Ma All’amico che non mi ha salvato la vita è un notevole documento non tanto perché esso contenga chissà quali rivelazioni o scoperte. Ciò che, a mio avviso, lo rende un’opera unica è lo stato di febbre, la zona limite, da cui esso sorge: di fatto, si tratta di un gesto estremo – un gesto contro la morte (non era stato proprio Foucault a sostenere che ogni individuo vive il culmine della propria avventura quando si scontra col potere? Esiste forse un potere più grande?).
Strutturato come una sorta di diario composto da brevi capitoli – gran parte non supera la pagina – il romanzo appartiene a quella corrente, di cui ora Emmanuel Carrère è certo uno dei più noti esponenti (ma non si tratta di un’invenzione di oggi: il primo fu forse Marcel Proust), da tempo chiamata autofiction: l’autore, qui, cambia ruolo e da artigiano al servizio della pura invenzione si fa protagonista della vicenda vissuta, in tempo presente, in prima persona.

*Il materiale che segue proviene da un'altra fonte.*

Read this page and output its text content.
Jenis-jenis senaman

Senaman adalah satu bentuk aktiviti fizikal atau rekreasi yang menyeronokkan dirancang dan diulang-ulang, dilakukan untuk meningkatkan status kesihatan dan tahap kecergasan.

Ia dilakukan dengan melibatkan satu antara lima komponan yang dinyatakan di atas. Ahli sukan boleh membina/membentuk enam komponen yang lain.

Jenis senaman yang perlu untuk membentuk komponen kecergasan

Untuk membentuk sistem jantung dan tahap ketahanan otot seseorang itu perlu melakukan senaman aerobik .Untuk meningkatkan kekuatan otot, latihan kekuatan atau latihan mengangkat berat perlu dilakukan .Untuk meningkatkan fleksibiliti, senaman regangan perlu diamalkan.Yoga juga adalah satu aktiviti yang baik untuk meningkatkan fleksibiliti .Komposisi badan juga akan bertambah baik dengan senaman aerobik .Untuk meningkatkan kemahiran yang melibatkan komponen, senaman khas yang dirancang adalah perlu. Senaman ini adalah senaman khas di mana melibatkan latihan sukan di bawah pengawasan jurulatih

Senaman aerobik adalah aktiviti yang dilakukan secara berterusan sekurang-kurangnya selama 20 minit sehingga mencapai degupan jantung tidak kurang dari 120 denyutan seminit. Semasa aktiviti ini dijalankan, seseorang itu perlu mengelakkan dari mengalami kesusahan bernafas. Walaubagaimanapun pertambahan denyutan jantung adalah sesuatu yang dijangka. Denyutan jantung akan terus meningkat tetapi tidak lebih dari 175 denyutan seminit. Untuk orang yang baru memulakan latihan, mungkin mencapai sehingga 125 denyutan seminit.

Ma la scelta di Guibert di calarsi direttamente nel narrato non è certo dovuta a questioni stilistiche (in certe condizioni, queste sono quisquilie). Chi vive la malattia abita uno stato di guerra perpetua e, come avviene in ogni conflitto, nessuno o pochi testimoniano del massacro; solitamente si preferisce girare gli occhi dall’altra parte, non parlare del disfacimento e liquidare il peggio – che in alcune vite è tutto – con trite formule: «bisogna andare avanti»; «la vita continua»; «adesso è in pace». «La morte», scriveva il poeta Antonio Porta, «è diventata il grande rimosso della nostra cultura» e la sua pressoché totale ospedalizzazione, come suggerisce Foucault, la dice lunga sul nostro anestetizzante tempo (essere lontani dalla morte non è che un modo di essere lontani dalla vita).
Guibert invece, che non ha niente da perdere ed è un vero artista, scava là dove il destino lo ha sospinto in nome di un valore antico (spesso messo in discussione anche dall’amico filosofo): quello della verità, perché, afferma, «per quanto questa possa essere crudele, (...) c’è una certa delicatezza» nel raccontare i fatti nella loro crudezza. Quindi, descrivendo il proprio desolante recarsi di ambulatorio in ambulatorio in una Parigi che, come in un altro romanzo sull’AIDS del 1989 – Les nuits fauves di Cyrill Collard – man mano si muta in una città di morti, Guibert consegna, da un lato, un ritratto intimo di intellettuale, dall’altro uno straziante reportage sugli esiti del male di cui egli stesso morirà nel 1991.
Sì, perché All’amico che non mi ha salvato la vita è anche, forse soprattutto, il racconto della propria fine, del proprio morire (il libro si apre con la notizia della sieropositività di Guibert, per poi seguire, con meticolosità, lo sviluppo di ogni minimo sintomo) di cui lo spegnersi di Foucault altro non rappresenta che l’angosciante preambolo, il campanello d’allarme che si tramuta, pagina dopo pagina, nel solenne rintocco della campana a morto.